Da im Küstenbereich diese Strömungen annährend bekannt sind, können wir sie bei der Schiffsführung berücksichtigen.
Wir können die Angaben darüber dem Gezeitenatlas oder den Seehandbuch entnehmen.
Beim Strom wird, im Gegensatz zum Wind , die Richtung angegeben in die der Strom setzt.
StR 30° besagt also, dass der Strom in Richtung 30° setzt.
Die Angabe der Stromstärke erfolgt in Knoten (Seemeilen/Stunde).
Ohne Antrieb würde unser Schiff also vom Ausgangspunkt A zum Punkt D getrieben werden.
Da unser Schiff aber eine Fahrt durchs Wasser FdW in Richtung AB ( KdW = 90°) macht, beinflussen sich beide Bewegungen.
Real wird unser Schiff den Weg AC zurücklegen, die FüG (Fahrt über Grund).
Die FüG ist die Diagonale aus dem Parallelogramm AB und AD.
Wie wird nun ein Stunden-Stromdreieck zeichnerisch ermittelt?

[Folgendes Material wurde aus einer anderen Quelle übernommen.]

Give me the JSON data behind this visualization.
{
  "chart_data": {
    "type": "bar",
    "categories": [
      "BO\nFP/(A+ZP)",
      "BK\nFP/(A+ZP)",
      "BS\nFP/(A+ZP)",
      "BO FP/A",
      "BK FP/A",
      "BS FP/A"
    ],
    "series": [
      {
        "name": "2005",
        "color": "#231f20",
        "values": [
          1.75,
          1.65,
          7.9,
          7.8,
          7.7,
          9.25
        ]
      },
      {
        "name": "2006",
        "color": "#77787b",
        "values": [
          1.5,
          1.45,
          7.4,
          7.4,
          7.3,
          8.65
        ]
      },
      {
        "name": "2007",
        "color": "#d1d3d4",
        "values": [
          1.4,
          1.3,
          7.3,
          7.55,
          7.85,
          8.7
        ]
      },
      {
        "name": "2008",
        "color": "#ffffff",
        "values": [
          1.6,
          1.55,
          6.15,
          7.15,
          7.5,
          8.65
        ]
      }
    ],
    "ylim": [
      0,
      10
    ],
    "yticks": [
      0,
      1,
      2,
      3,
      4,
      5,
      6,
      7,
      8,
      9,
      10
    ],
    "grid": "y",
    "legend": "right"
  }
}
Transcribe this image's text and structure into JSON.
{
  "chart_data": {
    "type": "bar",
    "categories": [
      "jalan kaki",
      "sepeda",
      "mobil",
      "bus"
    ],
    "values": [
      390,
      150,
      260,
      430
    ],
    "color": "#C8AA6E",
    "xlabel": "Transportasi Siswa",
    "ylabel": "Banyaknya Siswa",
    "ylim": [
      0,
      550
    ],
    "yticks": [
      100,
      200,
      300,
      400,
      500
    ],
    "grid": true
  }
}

1.) Wir tragen die Kurs durchs Wasser von unserm Ausgangspunkt A als Richtungsvektor (im Beispiel 30°) in die Karte ein.
2. Wir nehmen die FdW in den Zirkel und ermitteln damit den Punkt B
3. Wir tragen am ermittelten Zielpunkt der Kurslinie die Stromrichtung StR in die Karte ein.
4. Wir nehmen die Stromgeschwindigkeit in den Zirkel, stechen bei B ein und ermitteln Punkt C
auf dem Stromvektor.
Wenn der Punkt C nicht für eine Stunde ermittelt werden soll, dann müssen die Distanzen für die FdW und StG berechnet werden.